In the context of service desk applications or databases, a data field and a text field serve distinct purposes. A data field refers to a field that stores specific types of information with a predefined format or data type. For example, a data field might store a date, a numeric value, or a code. Data fields often have validation rules or constraints to ensure data integrity and accuracy. On the other hand, a text field is used to store unstructured or free-form text, allowing for longer and variable-length inputs. Text fields are commonly used for capturing observations, descriptions, or comments that do not require strict formatting or specific data types.

9- Explain how intranets and extranets are different than the Internet?

Intranets and extranets are both variations of the Internet but serve distinct purposes and have different levels of accessibility and security. An intranet is a private network accessible only to individuals within an organization. It is used for internal communication, collaboration, and information sharing among employees. Intranets are highly secure and typically require authentication to access the network. Extranets, on the other hand, extend the intranet beyond an organization’s boundaries to external parties, such as clients, partners, or vendors. Extranets provide controlled access to specific resources or information for authorized external users.

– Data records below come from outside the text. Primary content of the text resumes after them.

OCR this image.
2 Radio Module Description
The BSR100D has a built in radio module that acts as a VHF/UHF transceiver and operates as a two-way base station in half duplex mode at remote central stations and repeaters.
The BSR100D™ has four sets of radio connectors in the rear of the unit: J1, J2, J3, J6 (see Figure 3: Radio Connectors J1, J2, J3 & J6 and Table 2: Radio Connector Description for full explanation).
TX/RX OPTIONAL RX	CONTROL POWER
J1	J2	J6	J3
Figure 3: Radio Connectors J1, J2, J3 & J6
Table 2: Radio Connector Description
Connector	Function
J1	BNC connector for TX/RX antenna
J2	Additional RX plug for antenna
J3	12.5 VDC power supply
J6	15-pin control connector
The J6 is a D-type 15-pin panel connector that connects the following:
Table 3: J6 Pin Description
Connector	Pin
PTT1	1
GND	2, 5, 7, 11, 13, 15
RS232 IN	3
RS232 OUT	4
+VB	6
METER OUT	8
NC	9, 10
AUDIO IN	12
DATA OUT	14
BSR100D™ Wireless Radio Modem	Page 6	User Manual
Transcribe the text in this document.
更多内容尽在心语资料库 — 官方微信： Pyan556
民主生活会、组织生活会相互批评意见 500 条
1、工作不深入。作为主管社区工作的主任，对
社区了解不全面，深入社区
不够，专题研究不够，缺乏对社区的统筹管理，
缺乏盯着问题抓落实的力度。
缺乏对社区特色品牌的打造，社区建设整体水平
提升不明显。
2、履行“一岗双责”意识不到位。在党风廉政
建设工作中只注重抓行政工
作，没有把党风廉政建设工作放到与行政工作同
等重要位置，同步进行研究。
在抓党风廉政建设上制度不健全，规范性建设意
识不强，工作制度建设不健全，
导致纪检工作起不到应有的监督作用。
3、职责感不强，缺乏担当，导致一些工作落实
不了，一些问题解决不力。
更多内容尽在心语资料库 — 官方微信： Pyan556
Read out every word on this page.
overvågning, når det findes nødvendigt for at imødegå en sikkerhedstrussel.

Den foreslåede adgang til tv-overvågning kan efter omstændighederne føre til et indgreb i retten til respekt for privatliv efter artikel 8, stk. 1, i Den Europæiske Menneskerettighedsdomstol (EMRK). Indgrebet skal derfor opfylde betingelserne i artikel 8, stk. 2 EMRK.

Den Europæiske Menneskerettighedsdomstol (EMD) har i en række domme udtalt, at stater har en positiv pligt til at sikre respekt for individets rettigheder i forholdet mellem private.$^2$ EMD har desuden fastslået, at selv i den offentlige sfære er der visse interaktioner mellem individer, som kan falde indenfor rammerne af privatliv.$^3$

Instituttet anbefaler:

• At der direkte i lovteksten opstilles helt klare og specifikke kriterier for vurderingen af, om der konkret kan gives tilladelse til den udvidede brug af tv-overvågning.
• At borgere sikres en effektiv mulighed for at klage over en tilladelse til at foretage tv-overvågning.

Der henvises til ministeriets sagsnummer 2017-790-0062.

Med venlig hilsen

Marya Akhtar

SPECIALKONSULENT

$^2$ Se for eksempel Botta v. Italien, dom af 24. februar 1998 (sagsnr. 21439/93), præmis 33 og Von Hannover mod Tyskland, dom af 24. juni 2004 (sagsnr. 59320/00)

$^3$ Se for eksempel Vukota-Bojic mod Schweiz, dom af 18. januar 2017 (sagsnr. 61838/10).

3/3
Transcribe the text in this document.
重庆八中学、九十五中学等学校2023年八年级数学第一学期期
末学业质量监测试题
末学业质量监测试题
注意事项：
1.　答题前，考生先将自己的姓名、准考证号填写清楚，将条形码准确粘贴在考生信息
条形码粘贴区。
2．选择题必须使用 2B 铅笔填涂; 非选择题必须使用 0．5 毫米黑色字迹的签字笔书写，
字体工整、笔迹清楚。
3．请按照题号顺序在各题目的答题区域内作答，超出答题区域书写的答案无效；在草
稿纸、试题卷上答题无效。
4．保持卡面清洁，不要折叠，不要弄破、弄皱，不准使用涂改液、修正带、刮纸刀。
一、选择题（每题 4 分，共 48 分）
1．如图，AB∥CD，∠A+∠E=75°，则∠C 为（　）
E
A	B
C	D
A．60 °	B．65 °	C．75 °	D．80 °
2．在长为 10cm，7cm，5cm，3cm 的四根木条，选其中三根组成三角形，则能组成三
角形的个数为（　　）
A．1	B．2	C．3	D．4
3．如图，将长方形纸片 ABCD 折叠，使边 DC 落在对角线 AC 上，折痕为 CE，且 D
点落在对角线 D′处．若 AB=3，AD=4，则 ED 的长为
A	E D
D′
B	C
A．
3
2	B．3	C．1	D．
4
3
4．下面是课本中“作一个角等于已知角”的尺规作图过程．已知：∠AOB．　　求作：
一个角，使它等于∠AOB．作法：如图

While both intranets and extranets rely on Internet protocols and technologies, they are more restricted in terms of accessibility and focus on specific users or groups with authorized access.

10- You can send an instant message even if the recipient is not online. True or False? Explain your answer.

False. Sending an instant message requires the recipient to be online and active on the messaging platform. Instant messaging relies on real-time communication, allowing users to send and receive messages instantly. When a recipient is not online, they are unable to receive messages until they log in or become available. However, some messaging platforms might offer features to show the status of the recipient, indicating whether they are online or offline. In such cases, users can ascertain the availability of the recipient before attempting to initiate an instant message conversation.